2. WHY DO I WANT TO CHANGE JOBS? 

If you’re dissatisfied with your current job, ask yourself if your new job opportunity is one you’re actually interested in—or if you’re just looking for a quick fix. Conversely, if you find that you’re reluctant to leave your current job even though you don’t enjoy it, ask yourself if fear or inertia might be driving your reasoning. 

3. WHAT DO I WANT OUT OF MY JOB?

Take a moment to review your priorities: Is salary the most important to you at this point in your career? Or would you trade a high salary for a good corporate culture or engaging responsibilities? Consider your values before you jump ship. If you have specific opportunities in mind, it’s not a bad idea to make a list of pros and cons. If a new position has lots going for it, but doesn’t have the one thing that’s most important to you, then it might not be the right fit. 

4. WHAT IS THE WORK ENVIRONMENT LIKE? 

Your new position might sound great on paper, but if the work environment doesn’t feel right, chances are you won’t be happy there. When you go in for an interview or tour, take stock of two things: First, do people at the office seem happy or do they appear stressed or overworked? Second, do the employees seem like people you’d get along with? If you’re a jeans-and-t-shirts kind of person in a company of shined shoes and expensive suits (or vice versa), that might not be a deal breaker, but it is something you should weigh. 

5. WHAT IS THE WORK/LIFE BALANCE LIKE? 

Again, finding a job that aligns with both your career goals and lifestyle is essential.
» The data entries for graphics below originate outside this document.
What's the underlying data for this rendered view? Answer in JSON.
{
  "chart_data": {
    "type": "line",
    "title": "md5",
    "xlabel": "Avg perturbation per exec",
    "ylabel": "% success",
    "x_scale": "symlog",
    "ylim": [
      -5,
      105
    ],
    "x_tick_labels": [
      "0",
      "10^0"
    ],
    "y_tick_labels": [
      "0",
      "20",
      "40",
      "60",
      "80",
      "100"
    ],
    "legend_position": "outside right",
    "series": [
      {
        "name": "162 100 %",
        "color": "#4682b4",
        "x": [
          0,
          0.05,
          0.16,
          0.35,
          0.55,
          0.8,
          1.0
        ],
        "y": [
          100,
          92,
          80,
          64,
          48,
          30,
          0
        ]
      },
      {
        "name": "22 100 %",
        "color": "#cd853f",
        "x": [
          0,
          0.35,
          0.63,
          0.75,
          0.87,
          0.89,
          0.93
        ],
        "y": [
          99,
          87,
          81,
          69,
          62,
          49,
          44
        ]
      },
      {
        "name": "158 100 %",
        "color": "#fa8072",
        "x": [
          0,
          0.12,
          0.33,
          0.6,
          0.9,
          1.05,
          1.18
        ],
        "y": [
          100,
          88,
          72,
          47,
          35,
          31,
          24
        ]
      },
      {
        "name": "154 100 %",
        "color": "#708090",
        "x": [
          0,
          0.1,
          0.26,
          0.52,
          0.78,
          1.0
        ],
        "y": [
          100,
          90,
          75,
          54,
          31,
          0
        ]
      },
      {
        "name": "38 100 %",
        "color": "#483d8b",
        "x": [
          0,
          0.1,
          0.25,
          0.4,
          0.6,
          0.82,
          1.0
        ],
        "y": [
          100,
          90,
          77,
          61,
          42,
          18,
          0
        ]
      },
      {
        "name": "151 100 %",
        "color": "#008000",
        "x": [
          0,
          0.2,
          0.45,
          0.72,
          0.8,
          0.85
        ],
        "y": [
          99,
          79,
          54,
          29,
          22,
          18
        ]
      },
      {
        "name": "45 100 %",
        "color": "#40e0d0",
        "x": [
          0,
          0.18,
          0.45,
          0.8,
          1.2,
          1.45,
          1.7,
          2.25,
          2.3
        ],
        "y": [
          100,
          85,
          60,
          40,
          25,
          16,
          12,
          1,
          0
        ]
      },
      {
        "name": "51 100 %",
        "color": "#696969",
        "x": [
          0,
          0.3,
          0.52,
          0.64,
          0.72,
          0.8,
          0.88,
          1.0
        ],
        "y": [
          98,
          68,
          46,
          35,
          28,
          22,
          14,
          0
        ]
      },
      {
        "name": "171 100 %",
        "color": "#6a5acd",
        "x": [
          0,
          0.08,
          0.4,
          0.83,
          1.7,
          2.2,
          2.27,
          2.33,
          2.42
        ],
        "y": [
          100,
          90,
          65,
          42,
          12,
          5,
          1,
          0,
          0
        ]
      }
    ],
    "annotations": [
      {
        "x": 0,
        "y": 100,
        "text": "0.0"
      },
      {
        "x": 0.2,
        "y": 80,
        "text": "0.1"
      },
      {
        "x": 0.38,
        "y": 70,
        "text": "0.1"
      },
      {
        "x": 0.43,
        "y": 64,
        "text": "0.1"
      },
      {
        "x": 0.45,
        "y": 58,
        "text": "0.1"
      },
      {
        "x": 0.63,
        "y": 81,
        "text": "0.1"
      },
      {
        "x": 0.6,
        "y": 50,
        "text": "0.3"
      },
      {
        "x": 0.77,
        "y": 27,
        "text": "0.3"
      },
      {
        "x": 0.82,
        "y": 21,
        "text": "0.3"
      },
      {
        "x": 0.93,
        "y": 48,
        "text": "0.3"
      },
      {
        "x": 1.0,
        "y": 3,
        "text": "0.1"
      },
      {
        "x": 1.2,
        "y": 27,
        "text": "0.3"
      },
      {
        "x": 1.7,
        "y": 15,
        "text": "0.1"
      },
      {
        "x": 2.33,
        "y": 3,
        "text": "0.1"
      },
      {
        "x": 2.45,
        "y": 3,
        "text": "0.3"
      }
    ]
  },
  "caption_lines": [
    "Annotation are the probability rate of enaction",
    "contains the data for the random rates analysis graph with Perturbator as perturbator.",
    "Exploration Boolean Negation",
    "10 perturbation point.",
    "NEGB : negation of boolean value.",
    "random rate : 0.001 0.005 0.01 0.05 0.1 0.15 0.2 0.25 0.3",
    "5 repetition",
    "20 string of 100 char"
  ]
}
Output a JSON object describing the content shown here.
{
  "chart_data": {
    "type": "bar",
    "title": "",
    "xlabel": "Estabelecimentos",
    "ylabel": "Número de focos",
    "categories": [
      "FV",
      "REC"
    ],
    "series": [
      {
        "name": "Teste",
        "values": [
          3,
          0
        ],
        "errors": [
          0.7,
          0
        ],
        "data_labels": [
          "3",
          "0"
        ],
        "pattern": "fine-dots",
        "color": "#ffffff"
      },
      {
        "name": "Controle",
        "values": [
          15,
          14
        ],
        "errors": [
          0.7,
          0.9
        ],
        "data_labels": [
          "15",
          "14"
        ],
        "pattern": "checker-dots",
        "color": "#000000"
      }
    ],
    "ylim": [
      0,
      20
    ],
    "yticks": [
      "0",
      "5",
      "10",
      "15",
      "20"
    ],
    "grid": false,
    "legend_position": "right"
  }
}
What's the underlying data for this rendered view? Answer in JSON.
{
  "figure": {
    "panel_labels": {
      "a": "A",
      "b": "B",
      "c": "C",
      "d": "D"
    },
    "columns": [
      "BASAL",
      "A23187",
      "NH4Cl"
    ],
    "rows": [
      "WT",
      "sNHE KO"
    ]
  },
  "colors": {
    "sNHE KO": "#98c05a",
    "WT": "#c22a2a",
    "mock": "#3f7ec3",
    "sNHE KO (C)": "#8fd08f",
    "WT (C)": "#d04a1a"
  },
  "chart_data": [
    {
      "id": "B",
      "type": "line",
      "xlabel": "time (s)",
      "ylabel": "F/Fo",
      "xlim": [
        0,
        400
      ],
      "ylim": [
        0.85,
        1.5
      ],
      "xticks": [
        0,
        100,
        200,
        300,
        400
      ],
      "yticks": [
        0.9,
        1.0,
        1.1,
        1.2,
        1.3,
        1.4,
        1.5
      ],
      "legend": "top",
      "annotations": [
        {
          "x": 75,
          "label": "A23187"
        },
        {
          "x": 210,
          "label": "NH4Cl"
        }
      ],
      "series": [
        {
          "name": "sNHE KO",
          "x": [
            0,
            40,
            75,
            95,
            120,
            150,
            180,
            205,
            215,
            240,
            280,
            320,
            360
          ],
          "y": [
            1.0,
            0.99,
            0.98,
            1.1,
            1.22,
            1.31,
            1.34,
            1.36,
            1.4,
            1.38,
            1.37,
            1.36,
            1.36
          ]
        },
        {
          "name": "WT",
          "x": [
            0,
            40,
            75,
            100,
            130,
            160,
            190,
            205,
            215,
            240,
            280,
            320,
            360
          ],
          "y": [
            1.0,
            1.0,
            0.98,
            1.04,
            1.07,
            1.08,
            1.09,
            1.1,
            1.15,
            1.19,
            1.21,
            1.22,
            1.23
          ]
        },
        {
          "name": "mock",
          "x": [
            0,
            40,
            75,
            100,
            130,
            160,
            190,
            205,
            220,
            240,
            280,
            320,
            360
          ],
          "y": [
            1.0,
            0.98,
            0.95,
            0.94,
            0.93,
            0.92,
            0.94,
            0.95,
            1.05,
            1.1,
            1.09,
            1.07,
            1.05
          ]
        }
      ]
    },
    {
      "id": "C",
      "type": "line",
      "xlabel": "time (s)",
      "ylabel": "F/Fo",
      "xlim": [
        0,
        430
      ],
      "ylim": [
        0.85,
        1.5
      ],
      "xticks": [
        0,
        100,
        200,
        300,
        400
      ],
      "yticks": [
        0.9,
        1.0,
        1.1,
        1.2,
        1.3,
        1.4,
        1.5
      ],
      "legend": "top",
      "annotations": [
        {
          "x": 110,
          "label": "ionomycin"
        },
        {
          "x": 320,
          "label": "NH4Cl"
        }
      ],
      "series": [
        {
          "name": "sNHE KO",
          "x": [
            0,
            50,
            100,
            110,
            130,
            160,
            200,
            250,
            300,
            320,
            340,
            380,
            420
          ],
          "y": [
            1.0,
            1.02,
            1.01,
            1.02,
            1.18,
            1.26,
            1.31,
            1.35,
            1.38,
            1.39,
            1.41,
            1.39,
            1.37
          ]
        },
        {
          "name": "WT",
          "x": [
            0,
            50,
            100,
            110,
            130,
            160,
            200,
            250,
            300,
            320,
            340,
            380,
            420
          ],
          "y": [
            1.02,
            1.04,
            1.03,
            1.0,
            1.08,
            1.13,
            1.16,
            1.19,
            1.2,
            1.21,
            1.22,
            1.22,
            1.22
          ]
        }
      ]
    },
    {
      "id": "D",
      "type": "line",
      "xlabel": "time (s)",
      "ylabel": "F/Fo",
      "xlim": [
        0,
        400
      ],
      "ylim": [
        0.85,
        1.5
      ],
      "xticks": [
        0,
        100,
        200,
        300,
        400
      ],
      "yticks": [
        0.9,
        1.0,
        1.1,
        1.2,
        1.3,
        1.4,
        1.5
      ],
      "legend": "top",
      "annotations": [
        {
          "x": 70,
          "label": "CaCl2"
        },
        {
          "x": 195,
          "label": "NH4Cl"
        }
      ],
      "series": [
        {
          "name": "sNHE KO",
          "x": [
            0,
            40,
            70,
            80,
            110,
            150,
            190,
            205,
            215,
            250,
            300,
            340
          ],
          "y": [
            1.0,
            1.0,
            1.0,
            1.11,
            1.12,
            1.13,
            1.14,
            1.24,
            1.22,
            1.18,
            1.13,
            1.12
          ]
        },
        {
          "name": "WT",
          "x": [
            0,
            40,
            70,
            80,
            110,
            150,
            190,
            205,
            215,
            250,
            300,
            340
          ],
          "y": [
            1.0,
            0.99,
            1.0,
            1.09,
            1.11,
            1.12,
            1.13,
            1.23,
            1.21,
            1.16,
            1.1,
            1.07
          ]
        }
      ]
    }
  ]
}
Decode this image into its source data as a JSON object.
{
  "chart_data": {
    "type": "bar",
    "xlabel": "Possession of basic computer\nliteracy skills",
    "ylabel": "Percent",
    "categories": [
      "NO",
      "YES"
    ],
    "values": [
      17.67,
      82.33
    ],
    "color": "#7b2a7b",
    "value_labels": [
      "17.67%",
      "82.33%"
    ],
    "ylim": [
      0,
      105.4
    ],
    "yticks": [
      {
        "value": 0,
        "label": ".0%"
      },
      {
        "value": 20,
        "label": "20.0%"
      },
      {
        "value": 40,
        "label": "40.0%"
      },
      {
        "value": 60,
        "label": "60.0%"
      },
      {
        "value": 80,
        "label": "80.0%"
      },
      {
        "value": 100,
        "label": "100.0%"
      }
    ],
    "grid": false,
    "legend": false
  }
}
If you’re close to receiving an offer, it’s perfectly appropriate to ask questions about company culture, including how long a typical work day lasts. Of course, what you’re really digging for is your prospective employer’s expectations. For example, will you ever be on call over holidays or on the weekend? Are you expected to return emails and calls after hours? 

6. HOW WILL SWITCHING JOBS AFFECT MY PROFESSIONAL RELATIONSHIPS? 

If you haven’t been at your current job for long, or are thinking about switching jobs abruptly, consider what bridges you might be burning by making a change at this juncture. 

7. HOW LONG IS THE COMMUTE? 

It might not seem that important, but studies have shown that long commutes (more than a half hour each way) can cause weight gain, increase stress, and affect your moods. Find out how long your commute will be—and make sure to consider any variables, like train schedules or rush hour traffic, that might come into play. 

8. WHAT IS THE LOCATION LIKE? 

This is a crucial question to ask if you’re considering relocating to a different city for your new job. Do lots of research on your potential new home base, and at the very least, find out the basics, including cost of living, recreational activities, and general culture. 

9. WILL I BE PAID ENOUGH? 

Of course you should think about how the new salary you’re being offered compares to what you currently make. But it’s also a good idea to take stock of your salary expectations without reference to your current job. If you’re unsure what someone at your professional level should be paid, do a little research and find out how much people in your field, and at your level, are generally paid.

10. WHAT KINDS OF BENEFITS ARE THERE? 

When you’re considering job opportunities, picking the job with the highest salary might seem like an obvious choice. But it’s important to consider the total package: What do the health insurance and retirement plans look like? Are there other job benefits, like flexible schedules, maternity leave, vacation days, or continuing education? It’s important to weigh everything offered in a compensation package—not just the number on your paycheck—in order to figure out which will serve you best.

11. WHAT CHALLENGES WILL I FACE?

You want to be certain that any new role you take on will keep you on your toes. But think about what kinds of challenges you’ll face: Will they force you out of your comfort zone and help you (and your career) grow? Or will they simply eat up your time and feel like busy work? Again, it pays to ask the right questions, both during the interview process and after you’ve received an offer.